If any of the validations fails during creating, the Cluster object
will still be kept in the database with an Error
status. If
any validations fails during scaling the Active
Cluster, it
will be kept with an Active
status. In both cases status
description will contain error messages about the reasons of
failure.
2. InfraUpdating
This status means that the Provisioning plugin is performing some infrastructure updates.
3. Spawning
- Sahara sends requests to OpenStack for all resources to be created:
-
- VMs
- Volumes
- Floating IPs (if Sahara is configured to use Floating IPs)
It takes some time for OpenStack to schedule all the required VMs and
Volumes, so sahara will wait until all of the VMs are in an
Active
state.
4. Waiting
Sahara waits while VMs' operating systems boot up and all internal infrastructure components like networks and volumes are attached and ready to use.
5. Preparing
Sahara prepares a Cluster for starting. This step includes generating
the /etc/hosts
file or changing
/etc/resolv.conf
file (if you use Designate service), so
that all instances can access each other by a hostname. Also Sahara
updates the authorized_keys
file on each VM, so that VMs
can communicate without passwords.
6. Configuring
Sahara pushes service configurations to VMs. Both XML and JSON based configurations and environmental variables are set on this step.
7. Starting
Sahara is starting Hadoop services on Cluster's VMs.
8. Active
Active status means that a Cluster has started successfully and is ready to run EDP Jobs.

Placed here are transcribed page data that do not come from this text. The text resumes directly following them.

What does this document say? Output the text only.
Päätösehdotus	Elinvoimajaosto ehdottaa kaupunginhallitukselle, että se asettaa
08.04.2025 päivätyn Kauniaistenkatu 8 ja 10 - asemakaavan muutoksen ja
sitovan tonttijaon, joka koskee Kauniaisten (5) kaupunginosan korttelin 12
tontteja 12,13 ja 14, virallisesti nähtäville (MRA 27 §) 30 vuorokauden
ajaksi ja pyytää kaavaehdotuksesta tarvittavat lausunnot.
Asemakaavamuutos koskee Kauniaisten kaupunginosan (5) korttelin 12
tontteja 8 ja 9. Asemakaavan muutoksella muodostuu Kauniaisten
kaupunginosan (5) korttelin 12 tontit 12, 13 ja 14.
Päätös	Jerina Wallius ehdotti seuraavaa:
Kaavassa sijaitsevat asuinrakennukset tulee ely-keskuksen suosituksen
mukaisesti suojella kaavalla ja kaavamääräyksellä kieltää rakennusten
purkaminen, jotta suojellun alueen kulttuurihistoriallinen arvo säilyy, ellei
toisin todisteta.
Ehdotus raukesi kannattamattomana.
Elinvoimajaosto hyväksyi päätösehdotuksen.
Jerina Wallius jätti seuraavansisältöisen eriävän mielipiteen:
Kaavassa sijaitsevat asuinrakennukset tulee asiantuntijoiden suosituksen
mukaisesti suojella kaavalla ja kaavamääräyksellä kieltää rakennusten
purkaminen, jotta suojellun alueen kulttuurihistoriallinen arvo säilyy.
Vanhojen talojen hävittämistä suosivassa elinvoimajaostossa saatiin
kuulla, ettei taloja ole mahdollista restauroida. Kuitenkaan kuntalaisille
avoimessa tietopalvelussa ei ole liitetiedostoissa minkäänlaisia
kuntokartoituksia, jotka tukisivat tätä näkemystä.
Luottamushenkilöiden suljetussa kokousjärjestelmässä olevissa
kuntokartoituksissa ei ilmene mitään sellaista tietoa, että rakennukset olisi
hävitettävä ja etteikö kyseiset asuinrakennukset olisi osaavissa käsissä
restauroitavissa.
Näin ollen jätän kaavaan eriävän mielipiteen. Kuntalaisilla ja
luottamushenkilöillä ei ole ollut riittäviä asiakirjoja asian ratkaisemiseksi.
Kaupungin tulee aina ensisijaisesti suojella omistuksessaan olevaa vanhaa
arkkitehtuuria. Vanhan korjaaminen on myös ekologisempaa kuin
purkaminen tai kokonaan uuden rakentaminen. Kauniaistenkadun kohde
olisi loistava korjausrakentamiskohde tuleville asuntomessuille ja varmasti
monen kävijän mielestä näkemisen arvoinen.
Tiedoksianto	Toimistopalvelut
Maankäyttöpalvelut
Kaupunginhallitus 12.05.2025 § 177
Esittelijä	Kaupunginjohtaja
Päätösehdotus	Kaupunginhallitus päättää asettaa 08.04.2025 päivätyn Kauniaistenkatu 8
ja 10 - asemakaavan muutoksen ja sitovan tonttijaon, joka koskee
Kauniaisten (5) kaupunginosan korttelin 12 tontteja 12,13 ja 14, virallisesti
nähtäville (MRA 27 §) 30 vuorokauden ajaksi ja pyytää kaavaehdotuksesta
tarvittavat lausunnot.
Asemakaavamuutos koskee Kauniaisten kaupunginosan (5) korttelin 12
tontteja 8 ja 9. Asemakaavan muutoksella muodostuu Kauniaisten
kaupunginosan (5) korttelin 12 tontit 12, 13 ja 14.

Scaling/Shrinking an existing Cluster
1. Validating
Sahara checks the scale/shrink request for validity. The Plugin method called for performing Plugin specific checks is different from the validation method in creation.
2. Scaling
Sahara performs database operations updating all affected existing Node Groups and creating new ones to join the existing Node Groups.
3. Adding Instances
Status is similar to Spawning
in Cluster creation.
Sahara adds required amount of VMs to the existing Node Groups and
creates new Node Groups.
4. Configuring
Status is similar to Configuring
in Cluster creation.
New instances are being configured in the same manner as already
existing ones. The VMs in the existing Cluster are also updated with a
new /etc/hosts
file or /etc/resolv.conf
file.
5. Decommissioning
Sahara stops Hadoop services on VMs that will be deleted from a Cluster. Decommissioning a Data Node may take some time because Hadoop rearranges data replicas around the Cluster, so that no data will be lost after that Data Node is deleted.
6. Deleting Instances
- Sahara sends requests to OpenStack to release unneeded resources:
-
- VMs
- Volumes
- Floating IPs (if they are used)
7. Active
The same Active
status as after Cluster creation.
Deleting an existing Cluster
1. Deleting
The only step, that releases all Cluster's resources and removes it from the database.
Error State
If the Cluster creation fails, the Cluster will enter the
Error
state. This status means the Cluster may not be able
to perform any operations normally. This cluster will stay in the
database until it is manually deleted. The reason for failure may be
found in the sahara logs. Also, the status description will contain
information about the error.
If an error occurs during the Adding Instances
operation, Sahara will first try to rollback this operation. If a
rollback is impossible or fails itself, then the Cluster will also go
into an Error
state. If a rollback was successful, Cluster
will get into an Active
state and status description will
contain a short message about the reason of
Adding Instances
failure.